I enjoyed my time with Chouffe, but it was only fleeting, as I spectacularly ejected most of what I had consumed shortly after consuming it. Vomit is such an ugly word. I prefer “fax”.

The feeling to fax caught me by surprise. For the fax made known it’s intentions whilst I was walking home. Looking for a corner, but finding none, I believed that the best place to fax was on my doorstep. Which I only got half right. A doorstep it was. But mine it was not.

And my predicament was only just beginning. As my fax began transmission, I realised that the recipient was not the intended doorstep, but my own shoes. Have you ever tried to fax, bent over, and move your feet out of the way at the same time?
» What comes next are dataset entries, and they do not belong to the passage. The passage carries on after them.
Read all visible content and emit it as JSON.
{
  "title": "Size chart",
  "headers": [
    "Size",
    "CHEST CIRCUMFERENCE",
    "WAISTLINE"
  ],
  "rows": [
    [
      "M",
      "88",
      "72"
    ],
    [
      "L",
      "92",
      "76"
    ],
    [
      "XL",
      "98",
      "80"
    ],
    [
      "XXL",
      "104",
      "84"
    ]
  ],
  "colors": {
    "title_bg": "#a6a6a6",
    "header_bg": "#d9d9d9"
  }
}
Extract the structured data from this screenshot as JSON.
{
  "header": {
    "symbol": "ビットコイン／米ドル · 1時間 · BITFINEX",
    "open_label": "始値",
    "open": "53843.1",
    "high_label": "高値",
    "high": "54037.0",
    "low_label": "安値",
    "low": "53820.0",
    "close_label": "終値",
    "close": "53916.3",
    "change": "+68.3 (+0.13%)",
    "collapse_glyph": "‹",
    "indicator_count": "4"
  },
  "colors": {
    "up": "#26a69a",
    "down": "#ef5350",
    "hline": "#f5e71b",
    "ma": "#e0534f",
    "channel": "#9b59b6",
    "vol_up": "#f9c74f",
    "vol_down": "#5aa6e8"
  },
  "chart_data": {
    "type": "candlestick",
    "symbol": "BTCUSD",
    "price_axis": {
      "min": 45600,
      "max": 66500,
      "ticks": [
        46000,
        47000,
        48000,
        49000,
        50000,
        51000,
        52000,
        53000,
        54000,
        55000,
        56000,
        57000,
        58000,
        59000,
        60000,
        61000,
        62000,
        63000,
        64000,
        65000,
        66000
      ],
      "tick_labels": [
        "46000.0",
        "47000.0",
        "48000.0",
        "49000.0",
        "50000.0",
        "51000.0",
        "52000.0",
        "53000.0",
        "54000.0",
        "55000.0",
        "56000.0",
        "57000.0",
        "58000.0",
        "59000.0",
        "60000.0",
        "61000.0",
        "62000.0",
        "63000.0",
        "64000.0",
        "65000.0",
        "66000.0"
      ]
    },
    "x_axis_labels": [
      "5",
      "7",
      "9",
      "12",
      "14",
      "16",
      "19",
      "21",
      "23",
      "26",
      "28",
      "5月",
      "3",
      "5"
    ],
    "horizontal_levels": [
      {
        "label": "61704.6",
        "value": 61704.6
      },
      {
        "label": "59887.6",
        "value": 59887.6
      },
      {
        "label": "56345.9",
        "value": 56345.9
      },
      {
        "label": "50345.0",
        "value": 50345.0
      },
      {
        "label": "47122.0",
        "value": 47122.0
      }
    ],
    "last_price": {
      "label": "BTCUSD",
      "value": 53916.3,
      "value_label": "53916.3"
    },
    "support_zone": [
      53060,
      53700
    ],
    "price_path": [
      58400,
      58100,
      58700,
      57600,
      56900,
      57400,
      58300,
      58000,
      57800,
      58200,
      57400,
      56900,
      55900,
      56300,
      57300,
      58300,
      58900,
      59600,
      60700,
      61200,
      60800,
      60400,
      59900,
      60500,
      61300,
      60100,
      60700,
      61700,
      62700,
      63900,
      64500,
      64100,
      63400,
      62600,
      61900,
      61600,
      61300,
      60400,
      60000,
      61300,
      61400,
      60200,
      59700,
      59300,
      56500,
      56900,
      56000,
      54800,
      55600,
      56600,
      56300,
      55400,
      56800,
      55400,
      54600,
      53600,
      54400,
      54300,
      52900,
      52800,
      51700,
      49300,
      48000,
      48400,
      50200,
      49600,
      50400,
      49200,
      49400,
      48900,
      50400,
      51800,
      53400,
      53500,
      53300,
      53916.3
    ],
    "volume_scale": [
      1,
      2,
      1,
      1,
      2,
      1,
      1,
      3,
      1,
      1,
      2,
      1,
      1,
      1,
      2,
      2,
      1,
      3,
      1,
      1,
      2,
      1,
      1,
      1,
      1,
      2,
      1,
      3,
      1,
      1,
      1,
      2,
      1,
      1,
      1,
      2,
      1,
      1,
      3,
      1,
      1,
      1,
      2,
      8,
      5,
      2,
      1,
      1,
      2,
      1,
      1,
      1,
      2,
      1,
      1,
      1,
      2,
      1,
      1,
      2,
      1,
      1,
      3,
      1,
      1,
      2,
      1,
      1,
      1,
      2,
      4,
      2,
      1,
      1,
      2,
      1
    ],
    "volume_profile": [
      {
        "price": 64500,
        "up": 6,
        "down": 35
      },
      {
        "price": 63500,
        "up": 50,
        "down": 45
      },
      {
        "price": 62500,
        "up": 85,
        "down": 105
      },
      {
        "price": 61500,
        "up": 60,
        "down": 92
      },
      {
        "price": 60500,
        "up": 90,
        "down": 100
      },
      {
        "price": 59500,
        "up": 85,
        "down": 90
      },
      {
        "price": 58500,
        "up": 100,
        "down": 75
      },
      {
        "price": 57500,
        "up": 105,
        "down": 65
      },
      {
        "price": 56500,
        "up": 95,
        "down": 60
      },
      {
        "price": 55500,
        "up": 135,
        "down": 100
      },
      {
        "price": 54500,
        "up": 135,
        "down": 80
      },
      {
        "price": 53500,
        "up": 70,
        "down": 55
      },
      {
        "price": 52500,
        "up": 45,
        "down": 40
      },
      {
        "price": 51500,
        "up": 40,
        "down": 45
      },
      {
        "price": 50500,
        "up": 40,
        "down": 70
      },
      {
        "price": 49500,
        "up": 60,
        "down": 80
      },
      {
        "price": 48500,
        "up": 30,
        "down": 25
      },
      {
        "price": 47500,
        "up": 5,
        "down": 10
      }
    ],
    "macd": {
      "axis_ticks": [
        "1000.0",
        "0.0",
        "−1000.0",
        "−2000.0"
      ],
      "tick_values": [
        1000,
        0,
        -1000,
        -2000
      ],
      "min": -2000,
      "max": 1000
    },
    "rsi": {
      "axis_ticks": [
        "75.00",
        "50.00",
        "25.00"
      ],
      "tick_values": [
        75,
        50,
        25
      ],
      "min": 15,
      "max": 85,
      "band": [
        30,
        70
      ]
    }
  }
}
It’s incredibly difficult. Running on the spot. Hammer time.

In my faxing kerfuffle, I lost balance and fell head forward on the door. KNOCK!

It had the sobering effect of, well, knocking your head bloody hard on a door. A door that now looked remarkably unfamiliar.

I began to realise where I had faxed. My neighbour, but three doors down from me. I suspect that he would not be happy to have received my fax. But, would he know that I was the sender? I mean, most faxes look the same, right?

Conscience and paranoia got the better of me. Running, soggy shoed, to the correct door this time, I stumbled into my kitchen, filled a bucked with water, grabbed a cloth and shuddered back to the doorstep. In less than a jiffy, the fax was erased from memory.

Or so I thought.

This morning, I met my neighbour on his knees. Cleaning his doorstep.

Oh dear. It turns out that I deleted the wrong fax. From an unknown sender. On a different doorstep. My original fax remained.

As I walked past, putting on my best innocent face, we both looked at each other in mutual disgust at the inconsiderate faxer.

Chouffe made me fax. But so bad was my altered state that I didn’t even recognise my own fax.

You’d think that I’d have learnt my lesson. But this weekend is Beer Passion Weekend in Antwerp. I am excited. To see those two words together: beer and passion. At last, somebody understands me.

I’ll certainly be trying not to fax on anyone’s doorstep, let alone mine. But I think things will really be out of hand if I begin to email.